短发男子推门而出,嘴角洋溢着深深的笑意。
人生千奇百怪,每个人的经历各有不同,当别人说着听着、笑着乐着、哭着吼着的时候,我在干的只有一件事情——杀人。
我很会说,总是能三言两语的挑拨离间,本来感情坚若磐石的两个人,因为我的几句话,就变得刀剑相向自相残杀。我总是能通过说话,来调动他人的情绪,敌人变得愤怒、疯狂、歇斯底里的时候,我的目的便达到了。说话,能给我节约很多杀人的时间。
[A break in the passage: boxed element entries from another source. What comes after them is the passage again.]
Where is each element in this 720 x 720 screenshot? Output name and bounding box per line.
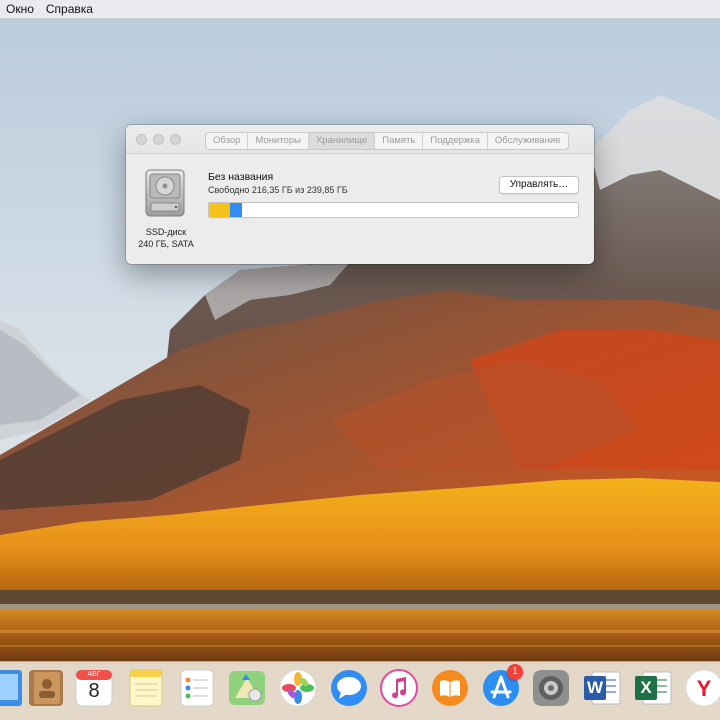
disk-type-label: SSD-диск [145,227,187,237]
tab-support[interactable]: Поддержка [423,133,488,149]
menu-window[interactable]: Окно [0,0,40,18]
tab-displays[interactable]: Мониторы [248,133,309,149]
disk-spec-label: 240 ГБ, SATA [138,239,194,249]
itunes-icon[interactable] [379,668,419,708]
yandex-browser-letter: Y [696,676,712,701]
window-titlebar[interactable]: Обзор Мониторы Хранилище Память Поддержк… [126,125,594,154]
notes-icon[interactable] [126,668,166,708]
calendar-icon[interactable]: АВГ 8 [74,668,114,708]
calendar-month-label: АВГ [87,671,101,678]
disk-caption: SSD-диск 240 ГБ, SATA [130,226,202,250]
close-window-button[interactable] [136,134,147,145]
tab-storage[interactable]: Хранилище [308,133,376,149]
calendar-day-label: 8 [88,680,100,702]
system-preferences-icon[interactable] [531,668,571,708]
storage-segment-1 [230,203,242,217]
zoom-window-button[interactable] [170,134,181,145]
desktop-wallpaper [0,0,720,720]
excel-letter: X [640,678,652,697]
tab-memory[interactable]: Память [375,133,424,149]
tab-service[interactable]: Обслуживание [488,133,568,149]
app-store-badge: 1 [507,664,523,680]
disk-free-space: Свободно 216,35 ГБ из 239,85 ГБ [208,185,348,195]
tab-overview[interactable]: Обзор [206,133,249,149]
about-this-mac-window: Обзор Мониторы Хранилище Память Поддержк… [126,125,594,264]
contacts-icon[interactable] [26,668,66,708]
maps-icon[interactable] [227,668,267,708]
word-icon[interactable]: W [582,668,622,708]
menu-help[interactable]: Справка [40,0,99,18]
manage-button[interactable]: Управлять… [499,176,579,194]
minimize-window-button[interactable] [153,134,164,145]
messages-icon[interactable] [329,668,369,708]
yandex-browser-icon[interactable]: Y [684,668,720,708]
storage-segment-0 [209,203,230,217]
menu-bar: Окно Справка [0,0,720,19]
storage-usage-bar [208,202,579,218]
disk-name: Без названия [208,171,274,183]
reminders-icon[interactable] [177,668,217,708]
word-letter: W [586,678,604,697]
hard-drive-icon [143,169,187,217]
preview-icon[interactable] [0,668,26,708]
excel-icon[interactable]: X [633,668,673,708]
photos-icon[interactable] [278,668,318,708]
tab-bar: Обзор Мониторы Хранилище Память Поддержк… [205,132,569,150]
ibooks-icon[interactable] [430,668,470,708]
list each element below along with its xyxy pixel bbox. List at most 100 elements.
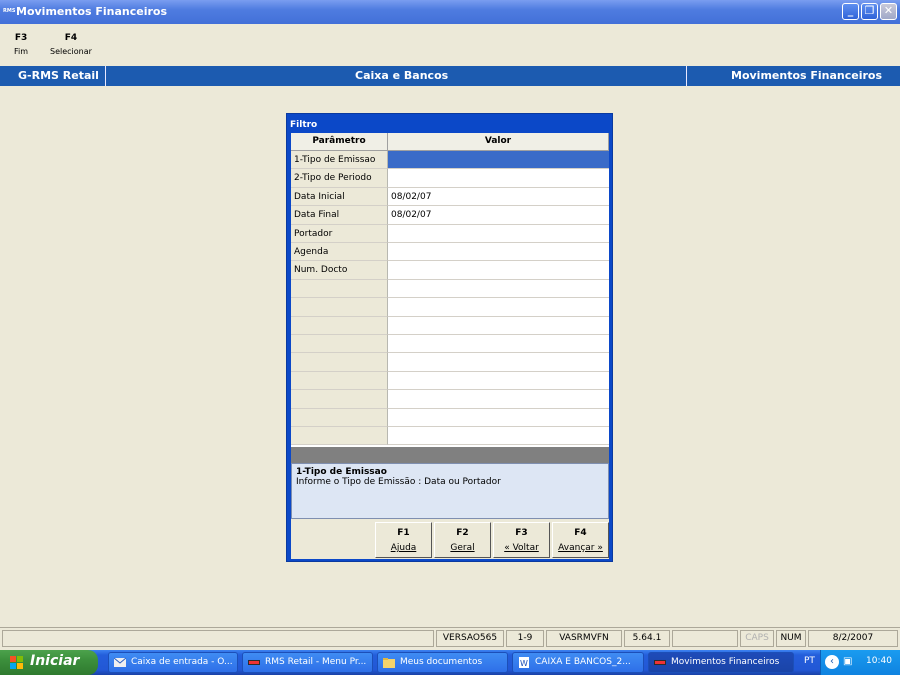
header-band: G-RMS Retail Caixa e Bancos Movimentos F…	[0, 66, 900, 86]
start-label: Iniciar	[30, 653, 80, 669]
taskbar-item-rms-menu[interactable]: RMS Retail - Menu Pr...	[242, 652, 373, 673]
close-button[interactable]: ✕	[880, 3, 897, 20]
value-cell[interactable]	[388, 151, 609, 170]
status-num: NUM	[776, 630, 806, 647]
rms-app-icon	[654, 660, 666, 665]
button-label: Avançar »	[558, 543, 603, 553]
status-page: 1-9	[506, 630, 544, 647]
window-title-bar[interactable]: RMS Movimentos Financeiros _ ❐ ✕	[0, 0, 900, 24]
header-screen: Movimentos Financeiros	[731, 69, 883, 82]
taskbar-item-label: CAIXA E BANCOS_2...	[535, 657, 631, 667]
window-title: Movimentos Financeiros	[16, 5, 168, 18]
status-message	[2, 630, 434, 647]
empty-row	[291, 279, 609, 299]
param-cell: Portador	[291, 224, 388, 243]
status-bar: VERSAO565 1-9 VASRMVFN 5.64.1 CAPS NUM 8…	[0, 627, 900, 648]
dialog-button-bar: F1 Ajuda F2 Geral F3 « Voltar F4 Avançar…	[291, 519, 609, 559]
empty-row	[291, 390, 609, 409]
help-text: Informe o Tipo de Emissão : Data ou Port…	[296, 477, 501, 487]
status-version: VERSAO565	[436, 630, 504, 647]
status-date: 8/2/2007	[808, 630, 898, 647]
grid-row[interactable]: 1-Tipo de Emissao	[291, 151, 609, 170]
taskbar-item-documents[interactable]: Meus documentos	[377, 652, 508, 673]
tray-arrow-icon[interactable]: ‹	[825, 655, 839, 669]
button-key: F3	[515, 528, 528, 538]
column-header-valor[interactable]: Valor	[388, 133, 609, 151]
param-cell: 2-Tipo de Periodo	[291, 169, 388, 188]
grid-row[interactable]: 2-Tipo de Periodo	[291, 169, 609, 188]
empty-row	[291, 316, 609, 335]
taskbar-item-movimentos[interactable]: Movimentos Financeiros	[648, 652, 794, 673]
header-app-name: G-RMS Retail	[18, 69, 99, 82]
grid-row[interactable]: Data Final 08/02/07	[291, 206, 609, 225]
button-label: Ajuda	[390, 543, 417, 553]
param-cell: Data Final	[291, 206, 388, 225]
folder-icon	[383, 658, 395, 668]
svg-text:W: W	[520, 659, 528, 668]
rms-app-icon	[248, 660, 260, 665]
system-tray: ‹ ▣ 10:40	[820, 650, 900, 675]
button-key: F1	[397, 528, 410, 538]
empty-row	[291, 408, 609, 427]
geral-button[interactable]: F2 Geral	[434, 522, 491, 558]
taskbar-item-label: Movimentos Financeiros	[671, 657, 780, 667]
word-document-icon: W	[519, 657, 529, 668]
value-cell[interactable]	[388, 225, 609, 243]
network-icon[interactable]: ▣	[843, 656, 852, 667]
windows-flag-icon	[10, 656, 23, 669]
empty-row	[291, 335, 609, 354]
value-cell[interactable]	[388, 261, 609, 280]
restore-button[interactable]: ❐	[861, 3, 878, 20]
clock[interactable]: 10:40	[866, 656, 892, 666]
avancar-button[interactable]: F4 Avançar »	[552, 522, 609, 558]
param-cell: Data Inicial	[291, 187, 388, 207]
start-button[interactable]: Iniciar	[0, 650, 98, 675]
mail-icon	[114, 657, 126, 667]
taskbar-item-word-doc[interactable]: W CAIXA E BANCOS_2...	[512, 652, 644, 673]
grid-row[interactable]: Num. Docto	[291, 261, 609, 280]
fkey-label: Selecionar	[50, 47, 92, 56]
grid-row[interactable]: Portador	[291, 224, 609, 243]
value-cell[interactable]	[388, 169, 609, 188]
header-module: Caixa e Bancos	[355, 69, 449, 82]
param-cell: Num. Docto	[291, 261, 388, 280]
taskbar-item-label: Meus documentos	[400, 657, 483, 667]
empty-row	[291, 353, 609, 372]
grid-row[interactable]: Data Inicial 08/02/07	[291, 187, 609, 207]
help-title: 1-Tipo de Emissao	[296, 467, 387, 477]
status-empty	[672, 630, 738, 647]
fkey-key: F4	[64, 33, 78, 43]
empty-row	[291, 427, 609, 446]
voltar-button[interactable]: F3 « Voltar	[493, 522, 550, 558]
fkey-selecionar[interactable]: F4 Selecionar	[50, 33, 92, 56]
fkey-fim[interactable]: F3 Fim	[14, 33, 28, 56]
minimize-button[interactable]: _	[842, 3, 859, 20]
button-label: « Voltar	[504, 543, 539, 553]
language-indicator[interactable]: PT	[804, 656, 815, 666]
help-panel: 1-Tipo de Emissao Informe o Tipo de Emis…	[291, 463, 609, 519]
value-cell[interactable]	[388, 243, 609, 262]
dialog-title: Filtro	[290, 120, 318, 130]
fkey-label: Fim	[14, 47, 29, 56]
parameter-grid: Parâmetro Valor 1-Tipo de Emissao 2-Tipo…	[291, 133, 609, 447]
grid-scroll-footer	[291, 447, 609, 463]
taskbar: Iniciar Caixa de entrada - O... RMS Reta…	[0, 650, 900, 675]
empty-row	[291, 371, 609, 391]
status-program: VASRMVFN	[546, 630, 622, 647]
taskbar-item-outlook[interactable]: Caixa de entrada - O...	[108, 652, 238, 673]
param-cell: 1-Tipo de Emissao	[291, 151, 388, 170]
param-cell: Agenda	[291, 243, 388, 262]
taskbar-item-label: Caixa de entrada - O...	[131, 657, 233, 667]
button-label: Geral	[450, 543, 475, 553]
fkey-key: F3	[14, 33, 28, 43]
filter-dialog: Filtro Parâmetro Valor 1-Tipo de Emissao…	[286, 113, 613, 562]
button-key: F4	[574, 528, 587, 538]
value-cell[interactable]: 08/02/07	[388, 206, 609, 225]
column-header-parametro[interactable]: Parâmetro	[291, 133, 388, 151]
ajuda-button[interactable]: F1 Ajuda	[375, 522, 432, 558]
value-cell[interactable]: 08/02/07	[388, 188, 609, 207]
grid-row[interactable]: Agenda	[291, 243, 609, 262]
taskbar-item-label: RMS Retail - Menu Pr...	[265, 657, 367, 667]
button-key: F2	[456, 528, 469, 538]
app-logo-icon: RMS	[3, 8, 16, 14]
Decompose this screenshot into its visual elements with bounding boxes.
我也很听话,一直以来,义父让我做什么,我就做什么,义父让我杀谁,我就杀谁。这不正是我存在的意义吗?鱼钩所无名,要是连人都杀不了了,我对义父来说,就完全没有存在的价值了。
我不会哭,我不是什么感情麻木、没有泪水的杀手,我是天生就不懂什么是流泪。父母惨死,全族被屠杀,我只是站在漫天火光中,平静地看着朝我砍过来的屠刀。
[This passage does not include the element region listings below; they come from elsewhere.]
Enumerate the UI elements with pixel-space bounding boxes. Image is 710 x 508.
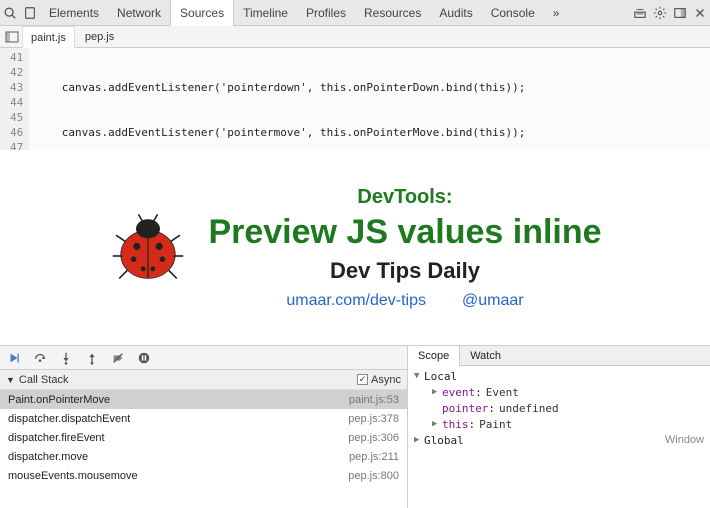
file-tab-pep[interactable]: pep.js (77, 26, 122, 48)
device-icon[interactable] (20, 0, 40, 26)
tab-resources[interactable]: Resources (355, 0, 430, 26)
resume-icon[interactable] (6, 350, 22, 366)
hero-links: umaar.com/dev-tips@umaar (208, 292, 601, 310)
scope-var[interactable]: pointer:undefined (408, 400, 710, 416)
drawer-icon[interactable] (630, 0, 650, 26)
stack-row[interactable]: Paint.onPointerMovepaint.js:53 (0, 390, 407, 409)
debug-toolbar (0, 346, 407, 370)
scope-var[interactable]: ▶event:Event (408, 384, 710, 400)
tab-sources[interactable]: Sources (170, 0, 234, 26)
tab-network[interactable]: Network (108, 0, 170, 26)
toolbar: Elements Network Sources Timeline Profil… (0, 0, 710, 26)
step-over-icon[interactable] (32, 350, 48, 366)
dock-icon[interactable] (670, 0, 690, 26)
scope-var[interactable]: ▶this:Paint (408, 416, 710, 432)
file-tabs: paint.js pep.js (0, 26, 710, 48)
hero-line2: Preview JS values inline (208, 213, 601, 252)
tab-timeline[interactable]: Timeline (234, 0, 297, 26)
stack-row[interactable]: mouseEvents.mousemovepep.js:800 (0, 466, 407, 485)
ladybug-icon (108, 208, 188, 288)
stack-row[interactable]: dispatcher.fireEventpep.js:306 (0, 428, 407, 447)
close-icon[interactable] (690, 0, 710, 26)
call-stack-list: Paint.onPointerMovepaint.js:53 dispatche… (0, 390, 407, 508)
scope-tabs: Scope Watch (408, 346, 710, 366)
pause-icon[interactable] (136, 350, 152, 366)
debugger-pane: ▼ Call Stack ✓Async Paint.onPointerMovep… (0, 345, 710, 508)
file-tab-paint[interactable]: paint.js (22, 26, 75, 48)
hero-line3: Dev Tips Daily (208, 258, 601, 284)
tab-audits[interactable]: Audits (430, 0, 481, 26)
tab-watch[interactable]: Watch (460, 346, 511, 366)
step-into-icon[interactable] (58, 350, 74, 366)
async-checkbox[interactable]: ✓ (357, 374, 368, 385)
step-out-icon[interactable] (84, 350, 100, 366)
stack-row[interactable]: dispatcher.dispatchEventpep.js:378 (0, 409, 407, 428)
hero-line1: DevTools: (208, 186, 601, 209)
async-label: Async (371, 374, 401, 386)
chevron-down-icon: ▼ (6, 375, 15, 385)
stack-row[interactable]: dispatcher.movepep.js:211 (0, 447, 407, 466)
search-icon[interactable] (0, 0, 20, 26)
tab-scope[interactable]: Scope (408, 346, 460, 366)
scope-local[interactable]: ▼Local (408, 368, 710, 384)
tab-console[interactable]: Console (482, 0, 544, 26)
scope-tree: ▼Local ▶event:Event pointer:undefined ▶t… (408, 366, 710, 508)
tab-profiles[interactable]: Profiles (297, 0, 355, 26)
sidebar-toggle-icon[interactable] (4, 29, 20, 45)
deactivate-breakpoints-icon[interactable] (110, 350, 126, 366)
tab-overflow[interactable]: » (544, 0, 569, 26)
call-stack-label: Call Stack (19, 374, 69, 386)
tab-elements[interactable]: Elements (40, 0, 108, 26)
title-overlay: DevTools: Preview JS values inline Dev T… (0, 150, 710, 345)
scope-global[interactable]: ▶GlobalWindow (408, 432, 710, 448)
gear-icon[interactable] (650, 0, 670, 26)
call-stack-header[interactable]: ▼ Call Stack ✓Async (0, 370, 407, 390)
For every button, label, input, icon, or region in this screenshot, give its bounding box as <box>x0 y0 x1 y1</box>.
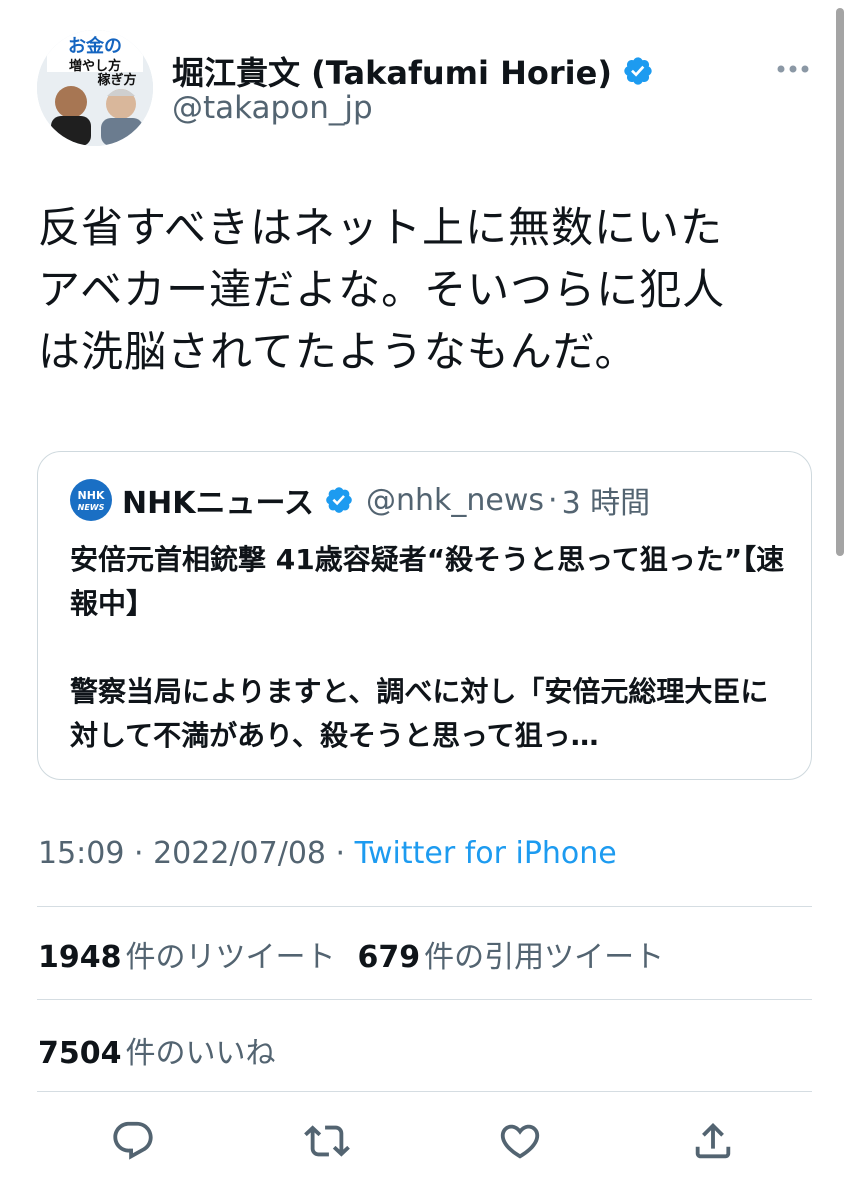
reply-button[interactable] <box>110 1118 156 1164</box>
verified-badge-icon <box>324 485 354 515</box>
like-button[interactable] <box>497 1118 543 1164</box>
nhk-logo-bottom: NEWS <box>78 503 105 512</box>
verified-badge-icon <box>622 55 654 87</box>
like-icon <box>500 1124 540 1159</box>
quoted-tweet-text: 安倍元首相銃撃 41歳容疑者“殺そうと思って狙った”【速報中】 警察当局によりま… <box>70 543 785 752</box>
likes-label: 件のいいね <box>125 1036 276 1071</box>
tweet-source-link[interactable]: Twitter for iPhone <box>355 836 617 871</box>
tweet-time[interactable]: 15:09 <box>38 836 124 871</box>
avatar-title-2: 増やし方 <box>69 58 121 74</box>
divider <box>37 999 812 1000</box>
author-display-name[interactable]: 堀江貴文 (Takafumi Horie) <box>172 48 654 94</box>
tweet-date[interactable]: 2022/07/08 <box>153 836 326 871</box>
reply-icon <box>113 1121 153 1160</box>
divider <box>37 906 812 907</box>
quoted-author-name: NHKニュース <box>122 486 314 521</box>
quoted-separator: · <box>548 482 558 518</box>
avatar-title-1: お金の <box>68 35 122 57</box>
meta-separator: · <box>326 836 355 871</box>
share-button[interactable] <box>690 1118 736 1164</box>
author-name-text: 堀江貴文 (Takafumi Horie) <box>172 54 612 92</box>
quotes-label: 件の引用ツイート <box>424 940 665 975</box>
quoted-author-handle: @nhk_news <box>365 482 545 518</box>
avatar-title-3: 稼ぎ方 <box>97 72 136 88</box>
quoted-timestamp: 3 時間 <box>561 486 651 521</box>
quotes-stat[interactable]: 679 件の引用ツイート <box>358 940 665 975</box>
stats-row-retweets: 1948 件のリツイート 679 件の引用ツイート <box>38 932 664 976</box>
tweet-text: 反省すべきはネット上に無数にいた アベカー達だよな。そいつらに犯人 は洗脳されて… <box>38 203 726 376</box>
avatar[interactable]: お金の 増やし方 稼ぎ方 <box>37 30 153 146</box>
meta-separator: · <box>124 836 154 871</box>
retweets-count: 1948 <box>38 940 122 975</box>
stats-row-likes: 7504 件のいいね <box>38 1028 276 1072</box>
nhk-logo-icon: NHK NEWS <box>70 479 112 521</box>
more-options-icon[interactable] <box>776 60 810 73</box>
retweet-icon <box>304 1125 350 1157</box>
share-icon <box>695 1122 731 1159</box>
likes-stat[interactable]: 7504 件のいいね <box>38 1036 276 1071</box>
quotes-count: 679 <box>357 940 421 975</box>
quoted-tweet[interactable]: NHK NEWS NHKニュース @nhk_news · 3 時間 安倍元首相銃… <box>37 451 812 780</box>
retweets-stat[interactable]: 1948 件のリツイート <box>38 940 336 975</box>
author-handle[interactable]: @takapon_jp <box>172 90 373 126</box>
tweet-meta: 15:09 · 2022/07/08 · Twitter for iPhone <box>38 836 617 871</box>
retweets-label: 件のリツイート <box>125 940 336 975</box>
quoted-tweet-header: NHK NEWS NHKニュース @nhk_news · 3 時間 <box>70 478 650 522</box>
likes-count: 7504 <box>38 1036 122 1071</box>
retweet-button[interactable] <box>304 1118 350 1164</box>
divider <box>37 1091 812 1092</box>
scrollbar[interactable] <box>836 8 844 556</box>
nhk-logo-top: NHK <box>78 489 105 502</box>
我在火光中,看到了义父,被义父带了回来。从那以后,义父就只教我一件事情。
我也不会笑,可“笑”终究和“哭”不是一回事,哭很多余,笑却很重要。又有谁会刻意防备一个,满面笑容的人。我开始练习微笑,因为微笑可以帮我更好的杀人,那是义父最在意的事情。
可是现在啊,我好像会笑了,不是那种练习过无数次、连弧度都是设计好的笑容,而是真正的笑。见到那个少年之后,我好像会因为开心,去笑了。
我会笑了,对于鱼钩所无名来说,是一件麻烦的事情,很麻烦很麻烦。
少年带给我的并不只有笑,还有别的更多的情绪。以前深信不疑、也不会胡思乱想的事情,我竟然开始去想了。
我会去想,如果有一天,无名不会杀人了,在义父心中的位置,会变成什么样子。